Paw Prints in the Snow
As Aspen and I entered a wooded park in Mid Michigan, our feet squished and squeaked through several inches of snow. Warm overnight temperatures had deflated the snow cushion. For the first time in months, I slipped off my gloves to snap a photo without worrying about frostbite.
The trail led us past towering oaks, interspersed with hickories and maples – all barren. The color palette was brown, gray, white. Charred bark on a fallen oak stood out under a white blanket. I remembered that 7 years ago a prescribed burn cleared the understory here and created this black smudge. The prescribed burn helped to kill off invasive shrubs like autumn olive, so oak saplings could flourish again. Back then I researched and wrote an article for children about how fire helped this forest. Please find the article at the end of this blog.
On frigid blustery days, these woods have felt empty to me, save the hardy woodpeckers, crows, and chickadees. I know the gray and red squirrels stay snug in their lofty leaf nests, the garter snakes, abundant in summer, stow in hibernacula beneath the frost line. The white-tailed deer nestle in protective thickets. On those days, I thought about and marveled at the adaptations that allow them to ride out the Michigan winters. If you’d like to share some winter adaptations with children, please check out A Warm Winter Tail, by Carrie A. Pearson, illustrated by Christina Wald (2012). It’s one of my favorites.
This day, when Aspen tugged me off the path, I realized the warmer weather had brought the animals out into the open. Their paths were clearly recorded in the snow. Conditions were just right for tracking. I pivoted left and right, examining tracks and snapping photos hastily before Aspen erased the prints, first with his nose and then with his paws. He loves tracking! I remembered a small field guide of tracks and scat from my childhood, and I wished I had it with me. It had been years since I’d examined tracks.
Here’s what I saw in the snow:
Bounding tracks with smaller front paws between and just behind bigger hind paws. These ended abruptly at trees. I didn’t need a field guide to guess they belonged to squirrels, but didn’t know if they were gray or red squirrel tracks or a mix of both? Long thin toes and toenails were so clear I could count them – four toes on the front feet and five on the hinds. Back at home, I checked the Peterson Field Guide to Animal Tracks (3rd Edition).

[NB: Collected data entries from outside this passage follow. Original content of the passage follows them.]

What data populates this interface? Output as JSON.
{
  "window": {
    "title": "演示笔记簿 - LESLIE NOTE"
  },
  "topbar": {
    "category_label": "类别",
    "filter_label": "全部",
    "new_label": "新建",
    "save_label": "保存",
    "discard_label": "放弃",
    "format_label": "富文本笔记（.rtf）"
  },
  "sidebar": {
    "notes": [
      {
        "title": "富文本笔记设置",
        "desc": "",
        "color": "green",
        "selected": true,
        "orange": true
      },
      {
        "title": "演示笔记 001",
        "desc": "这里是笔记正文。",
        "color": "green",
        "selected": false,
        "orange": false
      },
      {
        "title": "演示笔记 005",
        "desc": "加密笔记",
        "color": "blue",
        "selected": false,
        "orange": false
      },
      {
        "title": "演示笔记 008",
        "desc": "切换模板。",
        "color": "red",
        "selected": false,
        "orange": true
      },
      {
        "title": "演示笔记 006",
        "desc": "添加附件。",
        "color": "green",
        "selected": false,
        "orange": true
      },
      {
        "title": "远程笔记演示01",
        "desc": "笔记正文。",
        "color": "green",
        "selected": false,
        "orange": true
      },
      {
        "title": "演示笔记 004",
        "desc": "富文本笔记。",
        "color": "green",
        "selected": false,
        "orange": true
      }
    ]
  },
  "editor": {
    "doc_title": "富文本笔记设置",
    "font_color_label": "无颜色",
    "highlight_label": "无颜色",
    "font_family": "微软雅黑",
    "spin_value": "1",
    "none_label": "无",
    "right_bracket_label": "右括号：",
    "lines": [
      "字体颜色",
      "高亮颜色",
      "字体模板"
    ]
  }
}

Though red squirrels are smaller than grays and bound shorter distances, there is overlap between the tracks left by these species. I could not tell which kind of tracks I’d seen. A ruler on the trail would have been helpful!
I saw lots of doggy tracks, presumably from the dogs of other hikers. But I wondered about coyote tracks, as coyotes are common here. If they were any, how could I distinguish them from all the dog tracks? I was excited to look this up. The Peterson Field Guide to Animal Tracks (3rd Edition) suggested that it would be difficult to tell a dog from a coyote, though a number of websites mention the more oval foot of a coyote and the clear and larger separation of the front toes from the pad. I doubt I’d know reliably know the difference without other indicators present, like scat or calls.
A single track of cloven hooves – a white-tailed deer walking along and dragging its toes (Peterson Field Guide to Animal Tracks (3rd Edition). I was surprised there weren’t more deer tracks. Usually, I see does with their fawns or groups of young bucks. I had been hoping to see deer and to write about them in detail. I grew up in New Hampshire where deer are exceptionally rare (at least they were while I was growing up). They were so rare and special, that as a child, I equated them with unicorns. Here in Michigan, they are common, but I still relish the sight of them and don’t try to deter them from our yard. There is much debate over the correct size for the deer population here. Aspen and I passed by an enclosure designed to exclude deer. It’s part of a study to look at the effects of deer browsing on the forest.
After we’d had our fill of tracks, Aspen and I ambled into a clearing carved out for powerlines. The snow was almost gone and the sun warmed my winter-pale cheeks. I spied 3 eastern bluebirds fluttering among the bushes and smiled ear-to-ear at their Disney-que swooping flights.
They’d made it through the harsh winter, and so did we!
If you’re near wilderness with soft snow or mud, grab a field guide or app, ruler, and take a child out on a tracking adventure. Please let me know what you see.
I’m looking forward to blogging again in May. Until then, happy hiking and dog walking.